En Pologne, il a toujours existé une résistance de fait au régime totalitaire communiste. Le poids du catholicisme et d’une Eglise catholique structurée, une agriculture jamais collectivisée, des intellectuels contestataires et un fort sentiment national anti-russe rendaient les rapports du pouvoir avec la société civile plus difficile encore qu’ailleurs dans les pays de l’Est.
Suite aux accords d’Helsinki, un groupe d’intellectuels, le KOR (Comité de défense des ouvriers) apparut en 1976. En 1978, à la surprise générale, un cardinal polonais, Karol Wojtyla, devient pape sous le nom de Jean-Paul II. En juin 1979, son voyage en Pologne est un triomphe.

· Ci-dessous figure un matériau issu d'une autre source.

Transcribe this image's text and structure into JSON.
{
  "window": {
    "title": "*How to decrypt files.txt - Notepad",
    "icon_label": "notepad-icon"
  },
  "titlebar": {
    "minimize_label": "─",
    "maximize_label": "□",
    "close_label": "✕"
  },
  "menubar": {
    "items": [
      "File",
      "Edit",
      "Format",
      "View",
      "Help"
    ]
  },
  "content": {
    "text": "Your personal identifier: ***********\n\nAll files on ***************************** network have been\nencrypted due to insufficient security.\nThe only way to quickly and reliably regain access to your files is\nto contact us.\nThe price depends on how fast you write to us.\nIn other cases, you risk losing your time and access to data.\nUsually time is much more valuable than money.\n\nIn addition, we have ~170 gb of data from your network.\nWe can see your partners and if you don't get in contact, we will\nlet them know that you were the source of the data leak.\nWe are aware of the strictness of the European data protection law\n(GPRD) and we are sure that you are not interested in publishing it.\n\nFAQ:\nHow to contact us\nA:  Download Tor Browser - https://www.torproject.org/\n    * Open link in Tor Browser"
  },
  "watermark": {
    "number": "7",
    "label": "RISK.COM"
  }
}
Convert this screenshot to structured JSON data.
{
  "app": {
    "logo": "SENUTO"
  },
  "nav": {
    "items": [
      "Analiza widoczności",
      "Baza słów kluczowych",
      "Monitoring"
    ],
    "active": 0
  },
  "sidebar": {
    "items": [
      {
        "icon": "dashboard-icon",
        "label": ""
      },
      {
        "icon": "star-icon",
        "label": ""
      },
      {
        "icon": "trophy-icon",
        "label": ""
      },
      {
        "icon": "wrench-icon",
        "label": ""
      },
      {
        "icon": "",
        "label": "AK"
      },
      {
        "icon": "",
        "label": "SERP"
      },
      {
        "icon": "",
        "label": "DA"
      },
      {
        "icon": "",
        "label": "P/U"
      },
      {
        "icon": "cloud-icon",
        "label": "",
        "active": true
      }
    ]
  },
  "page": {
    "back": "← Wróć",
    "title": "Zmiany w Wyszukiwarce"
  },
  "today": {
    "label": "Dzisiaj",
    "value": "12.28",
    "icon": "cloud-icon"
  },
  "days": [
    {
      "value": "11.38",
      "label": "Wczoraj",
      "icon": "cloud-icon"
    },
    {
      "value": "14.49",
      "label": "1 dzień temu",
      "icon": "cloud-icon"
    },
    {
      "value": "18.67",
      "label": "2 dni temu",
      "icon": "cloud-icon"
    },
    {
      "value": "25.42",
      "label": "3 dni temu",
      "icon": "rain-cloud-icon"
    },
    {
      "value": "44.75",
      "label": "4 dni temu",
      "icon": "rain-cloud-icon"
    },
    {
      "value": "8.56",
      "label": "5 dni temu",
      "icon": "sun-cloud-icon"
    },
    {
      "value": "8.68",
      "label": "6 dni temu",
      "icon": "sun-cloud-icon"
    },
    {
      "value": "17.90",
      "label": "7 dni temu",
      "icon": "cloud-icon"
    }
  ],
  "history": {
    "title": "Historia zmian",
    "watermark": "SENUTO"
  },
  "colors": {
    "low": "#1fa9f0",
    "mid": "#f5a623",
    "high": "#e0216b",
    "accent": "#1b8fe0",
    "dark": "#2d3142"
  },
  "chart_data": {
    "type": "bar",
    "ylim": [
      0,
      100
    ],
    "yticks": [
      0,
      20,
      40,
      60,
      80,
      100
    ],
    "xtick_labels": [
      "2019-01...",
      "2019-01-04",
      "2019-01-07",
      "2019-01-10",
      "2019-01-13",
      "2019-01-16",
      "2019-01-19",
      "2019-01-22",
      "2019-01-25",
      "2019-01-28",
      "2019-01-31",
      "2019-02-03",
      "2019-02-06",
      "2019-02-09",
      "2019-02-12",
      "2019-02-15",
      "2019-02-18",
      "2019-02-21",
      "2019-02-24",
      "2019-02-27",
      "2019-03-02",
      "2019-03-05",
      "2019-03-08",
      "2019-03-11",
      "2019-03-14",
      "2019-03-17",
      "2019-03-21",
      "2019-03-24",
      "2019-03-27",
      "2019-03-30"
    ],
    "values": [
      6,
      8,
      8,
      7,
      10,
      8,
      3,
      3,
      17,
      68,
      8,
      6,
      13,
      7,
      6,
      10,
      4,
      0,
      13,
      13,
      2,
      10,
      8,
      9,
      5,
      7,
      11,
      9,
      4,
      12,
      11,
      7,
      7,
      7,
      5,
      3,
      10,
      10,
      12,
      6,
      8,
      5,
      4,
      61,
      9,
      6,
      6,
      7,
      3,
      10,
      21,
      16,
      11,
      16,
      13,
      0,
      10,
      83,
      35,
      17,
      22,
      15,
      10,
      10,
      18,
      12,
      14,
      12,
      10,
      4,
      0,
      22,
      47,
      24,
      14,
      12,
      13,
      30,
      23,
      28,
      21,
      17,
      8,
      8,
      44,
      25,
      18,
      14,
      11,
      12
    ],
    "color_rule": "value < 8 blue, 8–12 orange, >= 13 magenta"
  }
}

Durant l’été 1980, une vague de grèves ouvrières pour cause de hausse des prix surgit. Dans les chantiers navals de Gdansk, Lech Walesa devient un leader syndical. Un comité de grève inter-entreprises se créent et structurent des revendications sociales et politiques (droit de grève, réforme économique, libération des prisonniers politiques). Le pouvoir communiste se révèle vulnérable devant l’ampleur de la mobilisation populaire et, le 31 août 1980, il cède en signant les « accords de Gdansk » (existence légale de syndicats indépendants, droit de grève, droit à l’information). Solidarnosc (le syndicat Solidarité dont Lech Walesa est le président), créé en septembre 1980, gagne rapidement de l’importance (en juin 1981, il regroupe 9,5 millions de travailleurs pour une population totale de 35 millions d’habitants).
On craint une intervention soviétique sur l’air déjà vu de « Budapest 1956 » et « Prague 1968 ».
Jean-Paul II écrit à Brejnev en décembre 1980.
« A son excellence, M Leonid Brejnev Président du Soviet suprême de l’Union des Républiques socialistes soviétiques (1)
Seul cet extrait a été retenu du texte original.